Climate Change Adaptation Pilot Project (CCAPP)
This project is a pilot project which aims at trying out climate change adaptation measures in four Upazilas of the Coastal Zone of Bangladesh, namely Hatiya, Rangamati, Rangabali and Amtoli. This is to be done through selection and construction of improved cross drainage of roads, protection of roads by raising embankments, protection of road embankments by tree plantation, excavation/ maintenance of drainage canals, improved access to cyclone shelters and community awareness raising like training of rural women and local officials in climate change adaptation.
Further the aim is improving the living conditions of vulnerable people in these areas, in particular destitute rural women, who will be employed as pilot project labourers and receive training in relevant income generating activities and climate change awareness.
Climate changes as rise in global temperatures, a rising sea level and more unpredictable weather patterns are expected to result in a number of hazards in the Coastal Zone of Bangladesh like increasing saline intrusion, water logging, inundation, tidal/storm surges and cyclones. The country is already highly susceptible to flooding and extreme floods are becoming more common. Extreme cyclones occur in average every three years.

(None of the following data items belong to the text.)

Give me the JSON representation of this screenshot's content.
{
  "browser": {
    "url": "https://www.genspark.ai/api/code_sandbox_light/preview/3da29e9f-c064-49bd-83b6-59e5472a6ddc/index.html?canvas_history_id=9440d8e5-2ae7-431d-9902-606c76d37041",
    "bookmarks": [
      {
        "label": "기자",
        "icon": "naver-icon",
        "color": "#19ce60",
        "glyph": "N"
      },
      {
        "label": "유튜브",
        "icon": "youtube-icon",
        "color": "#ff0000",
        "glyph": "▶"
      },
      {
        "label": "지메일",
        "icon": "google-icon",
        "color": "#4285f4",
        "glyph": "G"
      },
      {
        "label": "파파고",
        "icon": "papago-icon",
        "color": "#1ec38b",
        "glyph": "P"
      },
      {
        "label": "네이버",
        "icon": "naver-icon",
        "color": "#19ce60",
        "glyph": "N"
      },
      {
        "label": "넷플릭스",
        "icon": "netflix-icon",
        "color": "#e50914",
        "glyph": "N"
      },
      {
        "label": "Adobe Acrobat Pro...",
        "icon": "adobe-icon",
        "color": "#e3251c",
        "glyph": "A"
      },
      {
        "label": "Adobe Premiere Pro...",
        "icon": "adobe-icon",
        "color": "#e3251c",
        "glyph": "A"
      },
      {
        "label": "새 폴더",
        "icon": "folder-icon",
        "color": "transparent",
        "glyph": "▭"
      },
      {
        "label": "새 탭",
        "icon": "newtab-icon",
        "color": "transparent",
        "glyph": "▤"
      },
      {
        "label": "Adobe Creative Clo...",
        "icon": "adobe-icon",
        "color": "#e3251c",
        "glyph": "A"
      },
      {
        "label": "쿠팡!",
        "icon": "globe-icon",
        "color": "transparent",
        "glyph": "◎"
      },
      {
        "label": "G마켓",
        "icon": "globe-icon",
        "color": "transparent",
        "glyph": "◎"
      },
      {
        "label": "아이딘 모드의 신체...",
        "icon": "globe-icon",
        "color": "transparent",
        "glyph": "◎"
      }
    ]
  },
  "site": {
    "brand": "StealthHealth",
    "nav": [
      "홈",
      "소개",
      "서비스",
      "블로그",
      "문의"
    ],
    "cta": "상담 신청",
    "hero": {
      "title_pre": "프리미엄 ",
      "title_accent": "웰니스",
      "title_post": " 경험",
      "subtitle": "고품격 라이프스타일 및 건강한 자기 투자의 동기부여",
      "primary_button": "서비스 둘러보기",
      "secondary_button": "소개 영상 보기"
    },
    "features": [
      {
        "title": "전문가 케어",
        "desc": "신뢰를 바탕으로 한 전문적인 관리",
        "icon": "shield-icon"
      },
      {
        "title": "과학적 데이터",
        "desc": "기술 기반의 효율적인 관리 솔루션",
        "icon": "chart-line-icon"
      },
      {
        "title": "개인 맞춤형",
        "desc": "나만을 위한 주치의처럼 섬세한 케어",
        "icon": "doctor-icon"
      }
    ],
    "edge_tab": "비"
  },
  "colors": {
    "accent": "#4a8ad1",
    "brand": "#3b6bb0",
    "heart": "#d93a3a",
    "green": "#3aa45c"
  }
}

It is highly likely that water management infrastructure and rural roads will face increasing erosion problems due to sea level rise and storm surges, as well as from intense rainfall of short duration. Based on an expected 30 cm sea level rise, it is estimated that a substantial number of coastal polders in the southwest region may experience severe drainage congestion and that half of them will be overtopped due to increased water level in the peripheral rivers. The coastal areas already experience immense damage to rural roads and other infrastructure due to cyclones and storm surges which are expected to be more frequent and intense.
It has been found that climate change hazards in the Coastal Zone of Bangladesh should be classified as 'high risk' to the livelihood and living conditions of poor farming households due to loss of life and land, degradation of soil quality, damage to infrastructure and increased burden on women. The seasonal migration is increasing. 28% of the population lives in the Coastal Zone.
Denmark has supported infrastructure development in Bangladesh since 1978; from mid 1990 through the Local Government Engineering Department (LGED) of MoLGD. The LGED is widely regarded, also internationally, as one of the most effective government agencies in Bangladesh.